We can do better than this. Migration is not an inherently negative phenomenon. For centuries, migration has fostered global trade links, shaped nations, fueled human endeavors and enabled skills and cultures to be shared across the globe. As world leaders recognized in the first-ever United Nations Global Compact on Migration in December 2018, migration, “is a source of prosperity, innovation and sustainable development in our globalized world.”
Data shows that migrants support GDP growth in destination countries and are valuable, often indispensable parts of the workforce. Their economic contribution is considerable. Migrants’ contribution to GDP is estimated at 19% in Côte d’Ivoire, 13% in Rwanda and 9% in South Africa.
Migration can invigorate growth, plug labor market gaps and offer constructive opportunities for energetic and growing youth populations. Today, 60% of Africa’s population is under the age of 25 and by 2100, Africa’s youth could be equivalent to twice Europe’s entire population. However, the match between education and the skills needed by employers is worse than in any other world region. Technological progress in recent years has created new jobs and business models, but opportunities for young African’s to master this innovation are still lacking across the continent.
This is a huge challenge we must take on. If we do not manage and foster mobility, we run the risk of losing our greatest asset: our young people.
Refusal to create legal migration routes, insufficient policies and weak mobility frameworks mean criminal networks often profit from migration more than governments. When migration is poorly managed, we all lose out. In 2016, illegal smuggling generated $7 billion in income, equivalent to the amount spent by the United States or European Union countries on global humanitarian aid in the same year. These are sobering numbers.
Humanity has always been on the move. Migrations are the fabric of our shared existence and have strengthened continents, countries and communities for millennia. Supporting migration, rather than thwarting it, is essential if we wish to meet the 2030 Sustainable Development Goals and end poverty.
The political challenge for Africa — and, indeed, the world — is to incentivize migration in the right way, be it geographical, educational or professional.

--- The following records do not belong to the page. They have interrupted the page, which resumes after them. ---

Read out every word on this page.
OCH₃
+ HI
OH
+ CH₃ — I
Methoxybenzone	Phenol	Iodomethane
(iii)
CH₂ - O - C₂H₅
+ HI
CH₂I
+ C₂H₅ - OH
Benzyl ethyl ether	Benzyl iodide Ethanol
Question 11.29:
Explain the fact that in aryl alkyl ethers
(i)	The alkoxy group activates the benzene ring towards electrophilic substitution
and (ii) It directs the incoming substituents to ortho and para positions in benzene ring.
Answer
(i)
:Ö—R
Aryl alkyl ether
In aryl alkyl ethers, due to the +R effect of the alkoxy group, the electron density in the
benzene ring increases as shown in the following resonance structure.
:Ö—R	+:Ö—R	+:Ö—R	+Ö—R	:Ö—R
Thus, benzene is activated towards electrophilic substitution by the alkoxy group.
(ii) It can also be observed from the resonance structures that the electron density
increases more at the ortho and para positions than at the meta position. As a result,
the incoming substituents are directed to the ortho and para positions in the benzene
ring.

The African Union’s recent protocol on free movement, adopted a year ago, is a key step. This commitment to removing some of the barriers to migration will allow employers to recruit the skills they need, supporting economic development across Africa. But in Africa as elsewhere, the popular political will needs to press ahead. Attitudes in Africa towards migration are more positive than anywhere else in the world. African citizens are ready.
Movement within and across continents is one of the great drivers of human history. Economic uplift is not a zero-sum game — in which one country’s loss is another’s gain. Progress cannot be achieved by trapping ambitious young people in jobless markets. The answer must be not to forbid migration but to better manage it — and to overturn the corrosive global discourse on migration in the process.